In 1910, Frans De Moor and his wife Anna Lafon founded a distillery in Drie Sleutelstraat in Aalst. The couple occupied three adjoining houses in that street. One housed the distillery. The house next door was converted into a shop, where they sold the jenevers, liqueurs they produced, and other spirits and wines. The third house was the couple's residence.

At the beginning of World War I, in September 1914, Frans was killed as part of a reprisal by the invading German troops near Aalst's Zwarte Hoek Bridge. The killing of Frans and other hostages was an act of bloody revenge for the stubborn resistance of the Belgian army in Aalst and along the river Dender. 'The Germans advanced along Drie Sleutelstraat from their positions at Mijlbeek and encountered heavy resistance from the Belgian Army. In anger, they forced entry into the houses and drove the residents out into the street, where they used them as a human shield. Frans and other residents were hiding in the cellar. When the Germans found them, Frans protested and was hit on the head with a rifle butt. Out in the street he was again beaten with rifle butts and then bayoneted.' After the death of Frans the distillery was continued by his widow, his son Albert and his daughter-in-law Maria.

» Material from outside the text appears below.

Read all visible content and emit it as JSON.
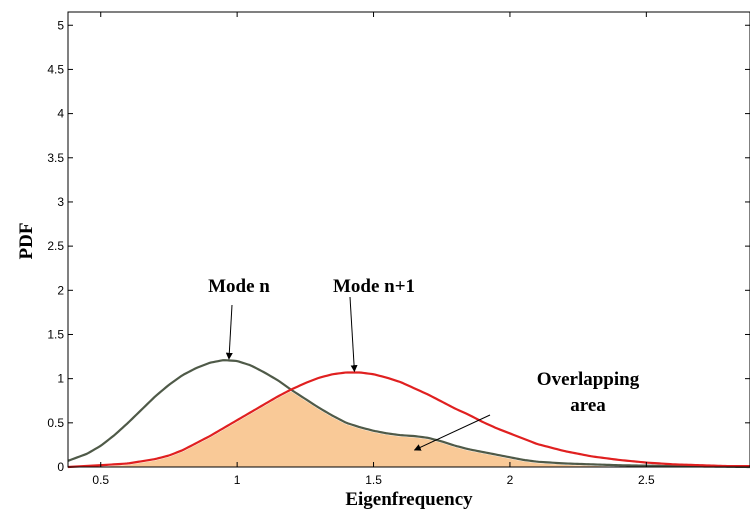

In the late 1950s, Albert's son Gilbert and his wife Eliane took over the distillery. During this period, the basis for the current range was laid.

In 1985 Albert and Eliane's daughter Greet and her husband Patrick Van Scandevijl – the fourth generation – took over and expanded the distillery. In 1992, the shop was moved to a new location on the Gentsesteenweg. A few years later, in 1999, the distillery was renovated. Greet and Patrick's daughter Carolien joined the family business in 2012.

== Products ==
The distillery produces jenevers such as Diep 9 Genever and liqueurs such as Gin 20-3. It also endeavours to offer a complete range of wines and hard-to-find spirits and products. It also organises tastings and provides advice and personalised service. During the COVID-19 pandemic restrictions, tastings were replaced by 'wine tasting at home', with a selection of wine samples delivered to customers.